People think of financial planning as a one-dimensional focus on investments. But what constitutes an investment? One of my purchases before I retired was a Boston Whaler fishing boat. I love to fish and our retirement home is on a river with access to the Straits of Mackinaw. A financial planner would not consider that an investment.

Here's the question. Do you save money for the sake of having money? No. You save to be able to afford the things you need to enjoy life. As my brother-in-law, Doug, pointed out to me, if you love to fish and you don't have a dependable boat, what good does a house on the river do you?

Remember: To a guy with a hammer, everything looks like a nail. To a financial planner, every solution to a problem entails buying more of their product.

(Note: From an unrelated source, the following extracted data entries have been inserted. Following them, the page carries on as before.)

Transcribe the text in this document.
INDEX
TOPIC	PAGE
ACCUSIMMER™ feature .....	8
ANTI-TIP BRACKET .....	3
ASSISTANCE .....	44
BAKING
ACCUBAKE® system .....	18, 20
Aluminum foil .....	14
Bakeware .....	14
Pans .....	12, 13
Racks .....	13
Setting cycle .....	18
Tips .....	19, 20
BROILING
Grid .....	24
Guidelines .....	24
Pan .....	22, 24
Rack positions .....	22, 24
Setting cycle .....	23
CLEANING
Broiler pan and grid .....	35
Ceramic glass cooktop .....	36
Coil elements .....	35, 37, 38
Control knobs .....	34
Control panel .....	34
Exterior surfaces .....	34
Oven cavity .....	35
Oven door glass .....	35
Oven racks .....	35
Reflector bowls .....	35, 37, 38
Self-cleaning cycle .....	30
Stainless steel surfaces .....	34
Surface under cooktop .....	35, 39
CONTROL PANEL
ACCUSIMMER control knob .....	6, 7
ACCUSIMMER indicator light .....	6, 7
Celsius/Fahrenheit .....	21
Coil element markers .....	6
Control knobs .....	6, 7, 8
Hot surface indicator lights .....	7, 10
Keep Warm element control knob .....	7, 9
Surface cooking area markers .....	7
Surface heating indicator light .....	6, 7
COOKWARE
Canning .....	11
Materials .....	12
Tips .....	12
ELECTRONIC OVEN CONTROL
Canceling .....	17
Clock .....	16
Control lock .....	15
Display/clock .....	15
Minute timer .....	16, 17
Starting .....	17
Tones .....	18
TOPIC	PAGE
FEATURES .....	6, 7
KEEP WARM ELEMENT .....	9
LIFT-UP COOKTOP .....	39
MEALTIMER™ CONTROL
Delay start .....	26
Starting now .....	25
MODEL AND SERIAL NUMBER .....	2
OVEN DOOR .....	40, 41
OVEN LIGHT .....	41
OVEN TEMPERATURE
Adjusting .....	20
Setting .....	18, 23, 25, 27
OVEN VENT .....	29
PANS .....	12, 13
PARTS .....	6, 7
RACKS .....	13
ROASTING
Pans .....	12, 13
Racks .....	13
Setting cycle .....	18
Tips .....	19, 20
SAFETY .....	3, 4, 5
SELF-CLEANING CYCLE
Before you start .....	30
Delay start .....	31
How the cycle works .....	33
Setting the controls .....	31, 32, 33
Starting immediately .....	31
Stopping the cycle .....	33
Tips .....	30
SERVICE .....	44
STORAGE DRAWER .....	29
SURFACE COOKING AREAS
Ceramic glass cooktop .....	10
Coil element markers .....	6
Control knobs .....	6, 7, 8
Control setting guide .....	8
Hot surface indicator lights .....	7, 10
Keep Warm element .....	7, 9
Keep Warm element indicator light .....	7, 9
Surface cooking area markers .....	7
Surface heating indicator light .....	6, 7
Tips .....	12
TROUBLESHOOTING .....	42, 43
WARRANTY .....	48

Included in the time management of your years, there is one really hard problem. How do you manage the balance between ambition and family life?

If you are one of those people who can accept a secure job with great benefits but virtually no opportunity for personal growth, this is not a problem. As a small business consultant, I did not meet many of those people. For the people I dealt with, the conflict between business demands and personal obligations was the Gordian knot.

In a book about Ernest Shackleton, the great Antarctic explorer, he apologized to his wife for being absent from his family for years at a time. Supposedly, her answer was that she knew when they married who he was and what that meant. It takes a great deal of thought and planning to have it all — if that is even possible. If you asked a child which they would prefer, having you home at 5:30 every night or a debt-free college graduation, they would have no idea what you were talking about. Ask them when they’re 40, and they will recognize the sacrifice on your part.

In our run through life, none of us has any idea how long we will be here. If you plan to be enjoying life 30 years from now, go for it, but that is a huge gamble. Building and running a business is daunting but satisfying in the here and now. It takes time away from family but, for the people who lose your companionship, there can be great rewards. Good family communication helps.

I recently saw a quote I will try to repeat: Entrepreneurship is living a few years of your life like most people won’t in order to live the rest of your life like other people can't. If you can put out the effort to become independent, you can reward yourself with an early retirement, or if you love what you do, work as long as you want.

You cannot know how long your life will last; if you lose your life during your early years, that can't be planned for. Life insurance agents have an answer for that eventuality but that is not the problem I am referring to. Live life now, enjoying it as much as possible. If you are short-changed, that is a tragedy, but you can't use that possibility to justify low expectations.

Paul Hense is the retired president of local accounting firm Hense & Associates and a past chairman of the Small Business Association of Michigan.